Dina considerou que caminhar penosamente por Sedgemoor até o abandonado Detention Bog provavelmente não contaria como “diversão” para a Decana Lisette. Por outro lado, não havia nada sobre ir a uma festa na Faculdade Prismari que parecesse agradável para Dina. Lisette não conseguia entender que todas as oportunidades estavam lá se Dina realmente quisesse ter pena de outros alunos. Noites repletas de bebedeira no Ponta do Arco estavam sempre disponíveis para aqueles que não se importavam em acordar de manhã com as consequências de uma tomada de decisão questionável. E para as sessões de estudo de última hora, havia as noitadas no Café Firejolt com outros alunos engajados.

Dina entendia que Lisette se sentia responsável por ela. Ela dizia isso sempre que se sentavam para o chá semanal. Mas talvez Dina simplesmente não quisesse fazer essas coisas. E talvez houvesse tarefas que fossem mais importantes.
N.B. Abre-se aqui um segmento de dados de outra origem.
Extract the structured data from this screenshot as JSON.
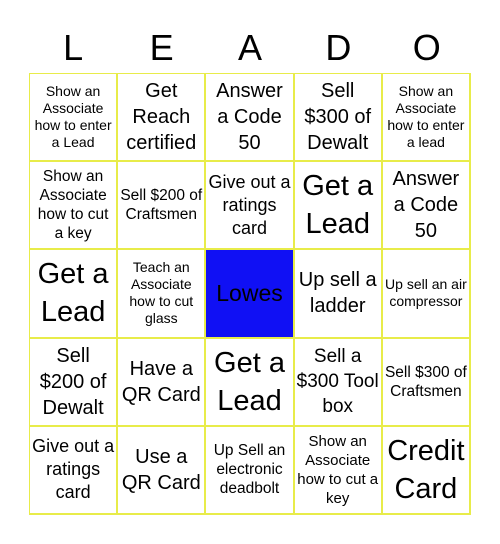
{
  "header": {
    "letters": [
      "L",
      "E",
      "A",
      "D",
      "O"
    ]
  },
  "board": {
    "grid_color": "#e8ec4a",
    "free_space_color": "#1010f4",
    "rows": [
      [
        "Show an Associate how to enter a Lead",
        "Get Reach certified",
        "Answer a Code 50",
        "Sell $300 of Dewalt",
        "Show an Associate how to enter a lead"
      ],
      [
        "Show an Associate how to cut a key",
        "Sell $200 of Craftsmen",
        "Give out a ratings card",
        "Get a Lead",
        "Answer a Code 50"
      ],
      [
        "Get a Lead",
        "Teach an Associate how to cut glass",
        "Lowes",
        "Up sell a ladder",
        "Up sell an air compressor"
      ],
      [
        "Sell $200 of Dewalt",
        "Have a QR Card",
        "Get a Lead",
        "Sell a $300 Tool box",
        "Sell $300 of Craftsmen"
      ],
      [
        "Give out a ratings card",
        "Use a QR Card",
        "Up Sell an electronic deadbolt",
        "Show an Associate how to cut a key",
        "Credit Card"
      ]
    ],
    "free_space": {
      "row": 2,
      "col": 2,
      "label": "Lowes"
    }
  }
}
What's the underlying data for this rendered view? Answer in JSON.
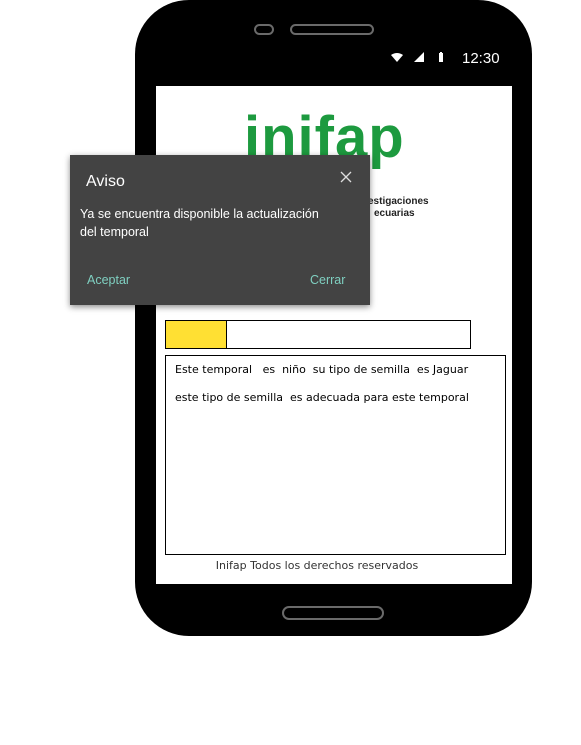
{
  "status_bar": {
    "time": "12:30",
    "icons": [
      "wifi-icon",
      "signal-icon",
      "battery-icon"
    ]
  },
  "logo": {
    "word": "inifap",
    "subtitle_line1": "estigaciones",
    "subtitle_line2": "ecuarias"
  },
  "progress": {
    "fill_fraction": 0.2,
    "fill_color": "#ffe033"
  },
  "message": {
    "line1": "Este temporal   es  niño  su tipo de semilla  es Jaguar",
    "line2": "este tipo de semilla  es adecuada para este temporal"
  },
  "footer": {
    "text": "Inifap Todos los derechos reservados"
  },
  "dialog": {
    "title": "Aviso",
    "body": "Ya se encuentra disponible la actualización del temporal",
    "accept_label": "Aceptar",
    "close_label": "Cerrar",
    "accent_color": "#7fcfc0"
  },
  "colors": {
    "brand_green": "#1d9a3f",
    "dialog_bg": "#434343"
  }
}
“Boa noite,” disse Dina, colocando a mão na árvore Asenath. Fazia um mês desde que ela descobriu esta árvore em particular, um mês desde que ela começou seu próprio projeto secreto. Seus galhos finos davam para um riacho preguiçoso, e seu tronco largo e oco se expandia para formar uma oficina perfeita, embora apertada. A localização da árvore no pântano garantiu que seu trabalho permaneceria em segredo pelo maior tempo possível. Toda a área foi encantada para bloquear a visão para dentro ou fora dela – melhor ainda para evitar que os alunos usem o tempo para conversar com amigos em vez de pensar sobre seus erros. Mesmo assim, Dina se apressou para entrar e redefinir o brilho que obscurecia sua abertura.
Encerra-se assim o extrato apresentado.